The one of Martin Luther King is larger than life," said Mapp, an
art teacher at Livingstone College in Salisbury.
"With the impact the movement caused,
they really should be larger than life, but according to the area
and the wall it will sit on, that would be out of proportion."
Greensboro Four member Jibreel Khazan
is flattered by the attention and agrees with Hinson that young people
should have local role models - just as he did growing up in Greensboro's
Warnersville community.
Khazan especially admired two men
from his neighborhood - Dr. William Hampton and the Rev. J.T. Hairston.
Hampton delivered thousands of Warnersville
babies and was the first black person elected to the city council.
He also served on the local education
board.
Hairston was the pastor of Shiloh
Baptist Church for 53 years.
"They both died within a week of the
sit-in," Khazan said. "I was in a state of shock. We had just started
the movement, and I wanted to see both of them to thank them for taking
care of me and they died. But what they taught me lives inside of
me."
Khazan, who works with developmentally
disabled people in New Bedford, Mass., also speaks to young children.
One belief he shares with them is
the importance of honoring those who came before them, regardless
of race.
"It is very important that we honor
our ancestors," he said. "It's important for all people.

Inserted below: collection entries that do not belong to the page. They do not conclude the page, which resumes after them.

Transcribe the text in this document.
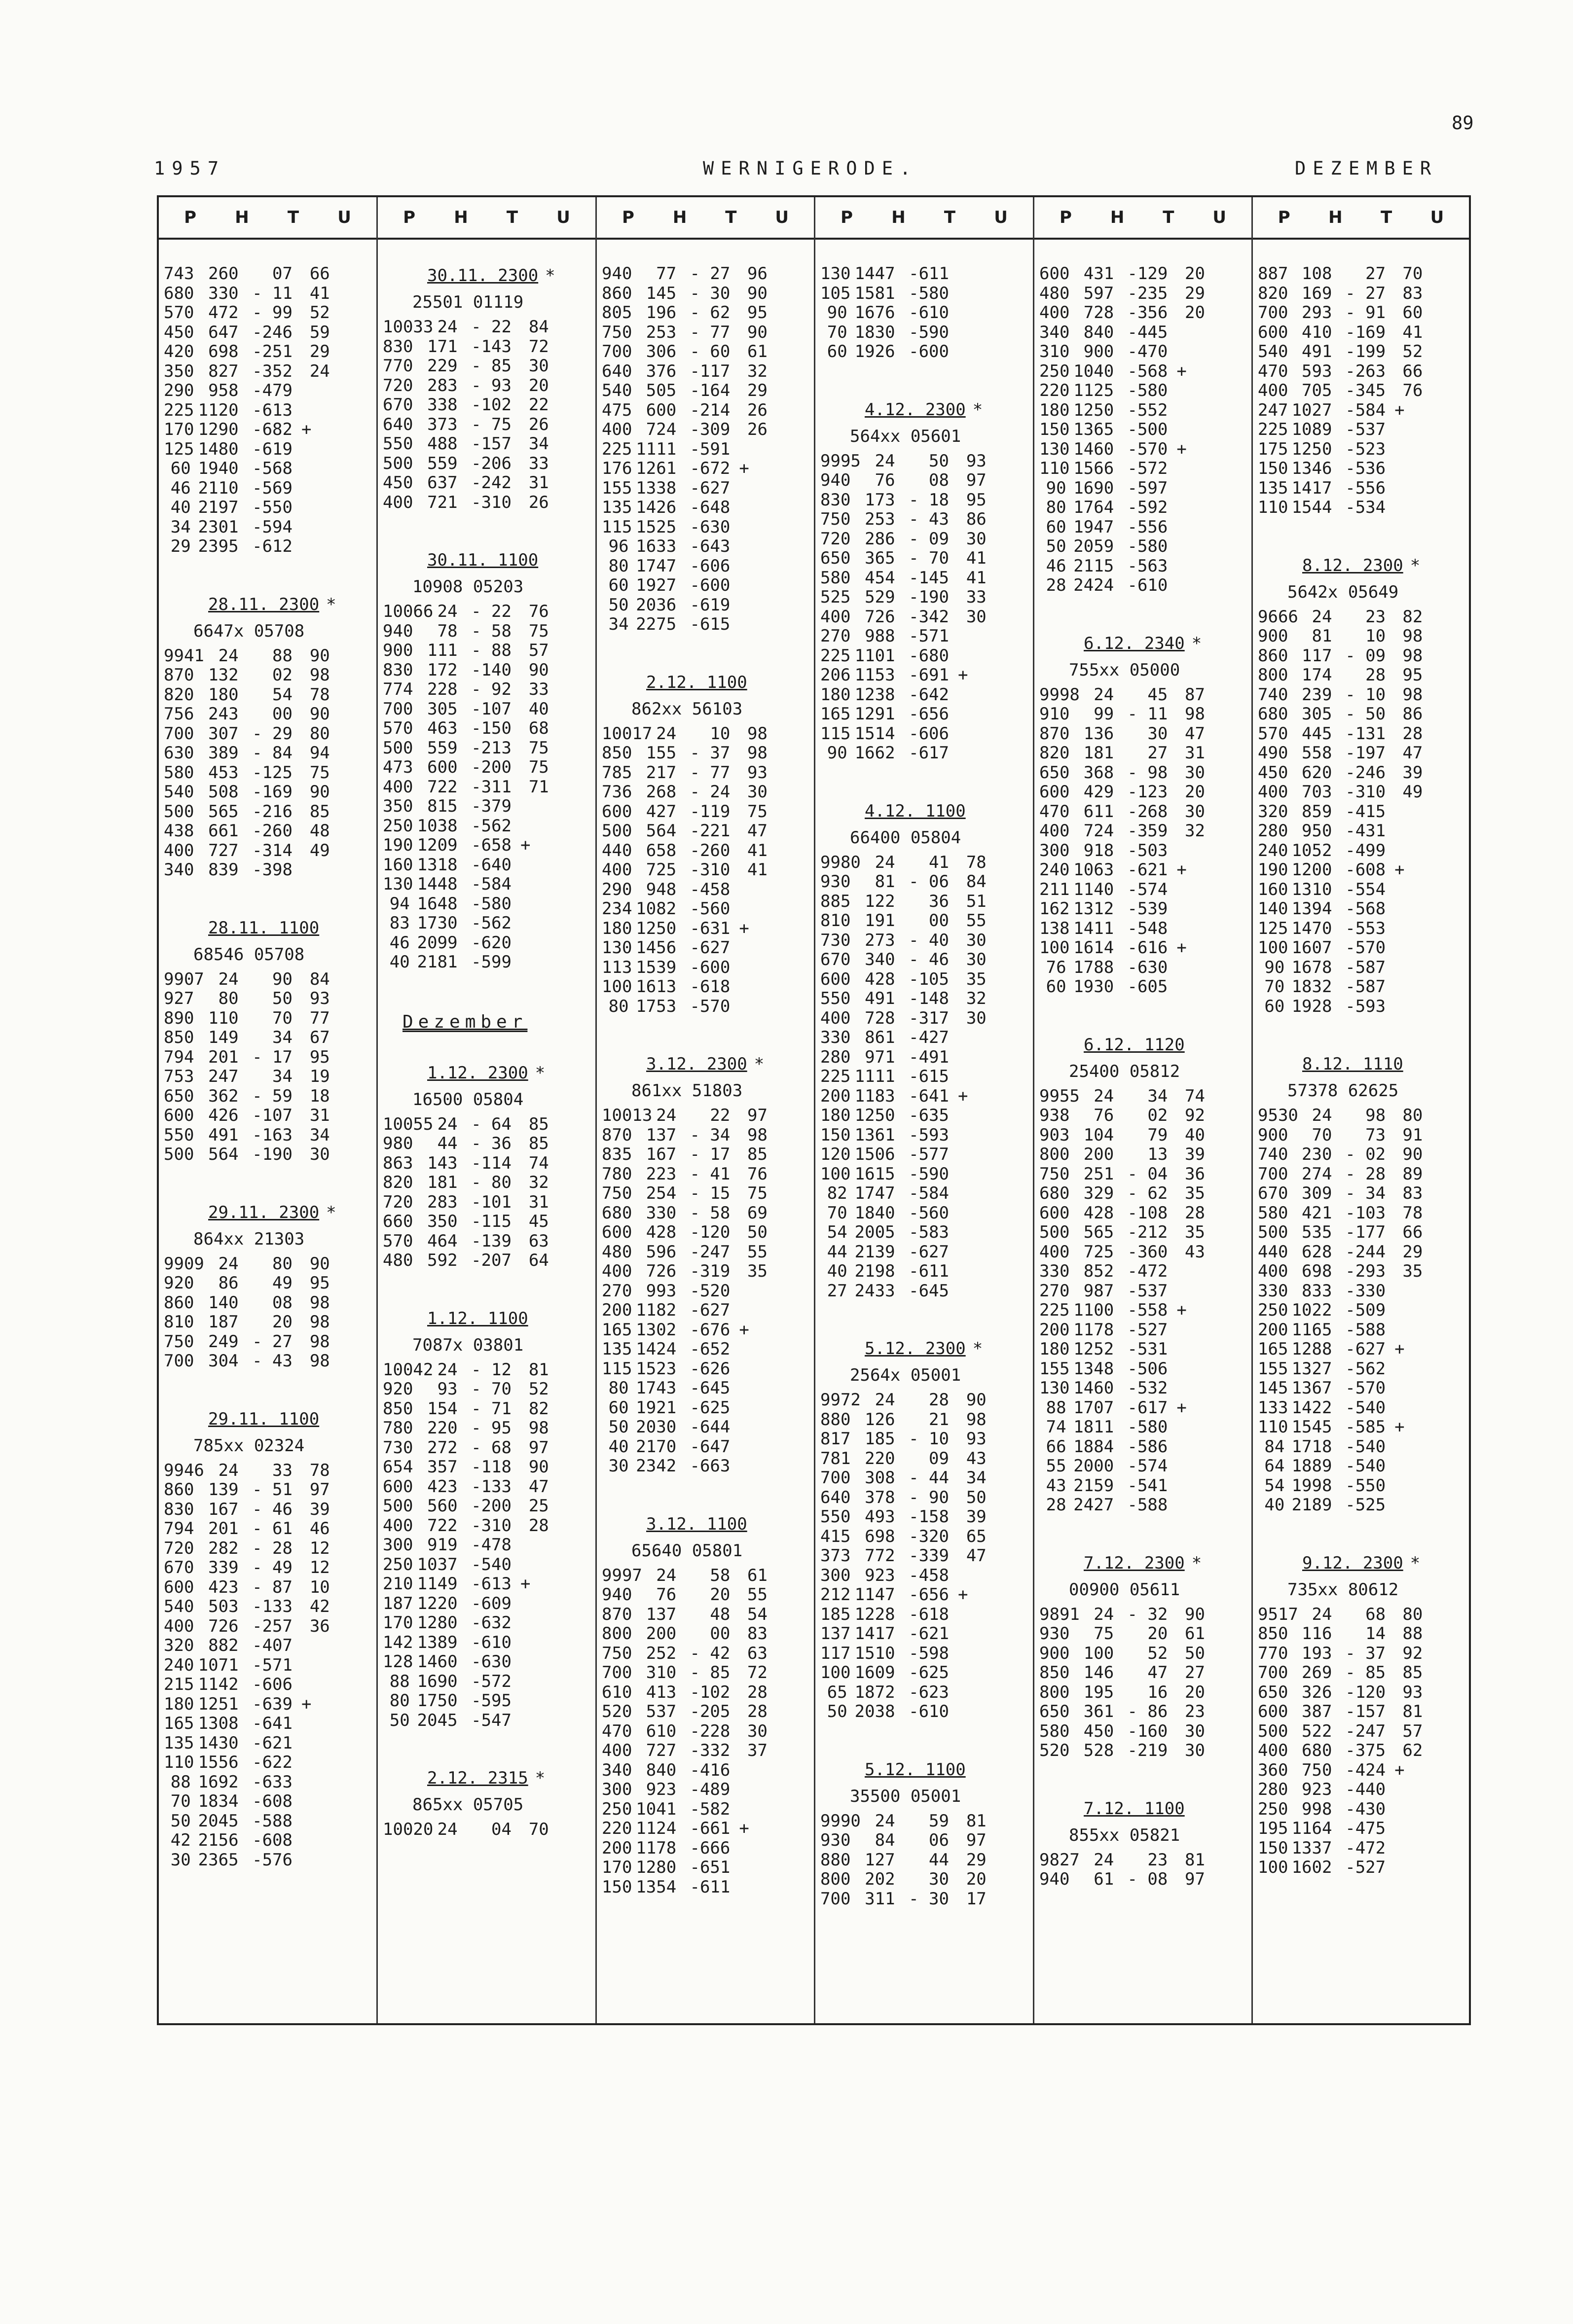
89
1957	WERNIGERODE.	DEZEMBER
P H T U
743 260	07	66
680 330 - 11	41
570 472 - 99	52
450 647 -246	59
420 698 -251	29
350 827 -352	24
290 958 -479
225 1120 -613
170 1290 -682 +
125 1480 -619
60 1940 -568
46 2110 -569
40 2197 -550
34 2301 -594
29 2395 -612
28.11. 2300 *
6647x 05708
9941 24	88	90
870 132	02	98
820 180	54	78
756 243	00	90
700 307 - 29	80
630 389 - 84	94
580 453 -125	75
540 508 -169	90
500 565 -216	85
438 661 -260	48
400 727 -314	49
340 839 -398
28.11. 1100
68546 05708
9907 24	90	84
927	80	50	93
890 110	70	77
850 149	34	67
794 201 - 17	95
753 247	34	19
650 362 - 59	18
600 426 -107	31
550 491 -163	34
500 564 -190	30
29.11. 2300 *
864xx 21303
9909 24	80	90
920	86	49	95
860 140	08	98
810 187	20	98
750 249 - 27	98
700 304 - 43	98
29.11. 1100
785xx 02324
9946 24	33	78
860 139 - 51	97
830 167 - 46	39
794 201 - 61	46
720 282 - 28	12
670 339 - 49	12
600 423 - 87	10
540 503 -133	42
400 726 -257	36
320 882 -407
240 1071 -571
215 1142 -606
180 1251 -639 +
165 1308 -641
135 1430 -621
110 1556 -622
88 1692 -633
70 1834 -608
50 2045 -588
42 2156 -608
30 2365 -576
P H T U
30.11. 2300 *
25501 01119
10033 24 - 22	84
830 171 -143	72
770 229 - 85	30
720 283 - 93	20
670 338 -102	22
640 373 - 75	26
550 488 -157	34
500 559 -206	33
450 637 -242	31
400 721 -310	26
30.11. 1100
10908 05203
10066 24 - 22	76
940	78 - 58	75
900 111 - 88	57
830 172 -140	90
774 228 - 92	33
700 305 -107	40
570 463 -150	68
500 559 -213	75
473 600 -200	75
400 722 -311	71
350 815 -379
250 1038 -562
190 1209 -658 +
160 1318 -640
130 1448 -584
94 1648 -580
83 1730 -562
46 2099 -620
40 2181 -599
Dezember
1.12. 2300 *
16500 05804
10055 24 - 64	85
980	44 - 36	85
863 143 -114	74
820 181 - 80	32
720 283 -101	31
660 350 -115	45
570 464 -139	63
480 592 -207	64
1.12. 1100
7087x 03801
10042 24 - 12	81
920	93 - 70	52
850 154 - 71	82
780 220 - 95	98
730 272 - 68	97
654 357 -118	90
600 423 -133	47
500 560 -200	25
400 722 -310	28
300 919 -478
250 1037 -540
210 1149 -613 +
187 1220 -609
170 1280 -632
142 1389 -610
128 1460 -630
88 1690 -572
80 1750 -595
50 2045 -547
2.12. 2315 *
865xx 05705
10020 24	04	70
P H T U
940	77 - 27	96
860 145 - 30	90
805 196 - 62	95
750 253 - 77	90
700 306 - 60	61
640 376 -117	32
540 505 -164	29
475 600 -214	26
400 724 -309	26
225 1111 -591
176 1261 -672 +
155 1338 -627
135 1426 -648
115 1525 -630
96 1633 -643
80 1747 -606
60 1927 -600
50 2036 -619
34 2275 -615
2.12. 1100
862xx 56103
10017 24	10	98
850 155 - 37	98
785 217 - 77	93
736 268 - 24	30
600 427 -119	75
500 564 -221	47
440 658 -260	41
400 725 -310	41
290 948 -458
234 1082 -560
180 1250 -631 +
130 1456 -627
113 1539 -600
100 1613 -618
80 1753 -570
3.12. 2300 *
861xx 51803
10013 24	22	97
870 137 - 34	98
835 167 - 17	85
780 223 - 41	76
750 254 - 15	75
680 330 - 58	69
600 428 -120	50
480 596 -247	55
400 726 -319	35
270 993 -520
200 1182 -627
165 1302 -676 +
135 1424 -652
115 1523 -626
80 1743 -645
60 1921 -625
50 2030 -644
40 2170 -647
30 2342 -663
3.12. 1100
65640 05801
9997 24	58	61
940	76	20	55
870 137	48	54
800 200	00	83
750 252 - 42	63
700 310 - 85	72
610 413 -102	28
520 537 -205	28
470 610 -228	30
400 727 -332	37
340 840 -416
300 923 -489
250 1041 -582
220 1124 -661 +
200 1178 -666
170 1280 -651
150 1354 -611
P H T U
130 1447 -611
105 1581 -580
90 1676 -610
70 1830 -590
60 1926 -600
4.12. 2300 *
564xx 05601
9995 24	50	93
940	76	08	97
830 173 - 18	95
750 253 - 43	86
720 286 - 09	30
650 365 - 70	41
580 454 -145	41
525 529 -190	33
400 726 -342	30
270 988 -571
225 1101 -680
206 1153 -691 +
180 1238 -642
165 1291 -656
115 1514 -606
90 1662 -617
4.12. 1100
66400 05804
9980 24	41	78
930	81 - 06	84
885 122	36	51
810 191	00	55
730 273 - 40	30
670 340 - 46	30
600 428 -105	35
550 491 -148	32
400 728 -317	30
330 861 -427
280 971 -491
225 1111 -615
200 1183 -641 +
180 1250 -635
150 1361 -593
120 1506 -577
100 1615 -590
82 1747 -584
70 1840 -560
54 2005 -583
44 2139 -627
40 2198 -611
27 2433 -645
5.12. 2300 *
2564x 05001
9972 24	28	90
880 126	21	98
817 185 - 10	93
781 220	09	43
700 308 - 44	34
640 378 - 90	50
550 493 -158	39
415 698 -320	65
373 772 -339	47
300 923 -458
212 1147 -656 +
185 1228 -618
137 1417 -621
117 1510 -598
100 1609 -625
65 1872 -623
50 2038 -610
5.12. 1100
35500 05001
9990 24	59	81
930	84	06	97
880 127	44	29
800 202	30	20
700 311 - 30	17
P H T U
600 431 -129	20
480 597 -235	29
400 728 -356	20
340 840 -445
310 900 -470
250 1040 -568 +
220 1125 -580
180 1250 -552
150 1365 -500
130 1460 -570 +
110 1566 -572
90 1690 -597
80 1764 -592
60 1947 -556
50 2059 -580
46 2115 -563
28 2424 -610
6.12. 2340 *
755xx 05000
9998 24	45	87
910	99 - 11	98
870 136	30	47
820 181	27	31
650 368 - 98	30
600 429 -123	20
470 611 -268	30
400 724 -359	32
300 918 -503
240 1063 -621 +
211 1140 -574
162 1312 -539
138 1411 -548
100 1614 -616 +
76 1788 -630
60 1930 -605
6.12. 1120
25400 05812
9955 24	34	74
938	76	02	92
903 104	79	40
800 200	13	39
750 251 - 04	36
680 329 - 62	35
600 428 -108	28
500 565 -212	35
400 725 -360	43
330 852 -472
270 987 -537
225 1100 -558 +
200 1178 -527
180 1252 -531
155 1348 -506
130 1460 -532
88 1707 -617 +
74 1811 -580
66 1884 -586
55 2000 -574
43 2159 -541
28 2427 -588
7.12. 2300 *
00900 05611
9891 24 - 32	90
930	75	20	61
900 100	52	50
850 146	47	27
800 195	16	20
650 361 - 86	23
580 450 -160	30
520 528 -219	30
7.12. 1100
855xx 05821
9827 24	23	81
940	61 - 08	97
P H T U
887 108	27	70
820 169 - 27	83
700 293 - 91	60
600 410 -169	41
540 491 -199	52
470 593 -263	66
400 705 -345	76
247 1027 -584 +
225 1089 -537
175 1250 -523
150 1346 -536
135 1417 -556
110 1544 -534
8.12. 2300 *
5642x 05649
9666 24	23	82
900	81	10	98
860 117 - 09	98
800 174	28	95
740 239 - 10	98
680 305 - 50	86
570 445 -131	28
490 558 -197	47
450 620 -246	39
400 703 -310	49
320 859 -415
280 950 -431
240 1052 -499
190 1200 -608 +
160 1310 -554
140 1394 -568
125 1470 -553
100 1607 -570
90 1678 -587
70 1832 -587
60 1928 -593
8.12. 1110
57378 62625
9530 24	98	80
900	70	73	91
740 230 - 02	90
700 274 - 28	89
670 309 - 34	83
580 421 -103	78
500 535 -177	66
440 628 -244	29
400 698 -293	35
330 833 -330
250 1022 -509
200 1165 -588
165 1288 -627 +
155 1327 -562
145 1367 -570
133 1422 -540
110 1545 -585 +
84 1718 -540
64 1889 -540
54 1998 -550
40 2189 -525
9.12. 2300 *
735xx 80612
9517 24	68	80
850 116	14	88
770 193 - 37	92
700 269 - 85	85
650 326 -120	93
600 387 -157	81
500 522 -247	57
400 680 -375	62
360 750 -424 +
280 923 -440
250 998 -430
195 1164 -475
150 1337 -472
100 1602 -527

"A lot think of people think we were
out there (at Woolworth's) on a dare and by ourselves," Khazan said.
"But we were only acting out what our elders had given us as a heritage
of freedom.
"We sought guidance from our elders
before and after the sit-in, and I still seek guidance from my elders."
From his elders, Khazan said he learned
to be humble and to love God and his community.
"And to have respect for all people,
whether they are rich or poor and regardless of color," he added.
"And to love America, regardless of its problems and to go out and
make it better if we can. They told us that hating somebody won't
do any good. Take that energy and do positive things with it.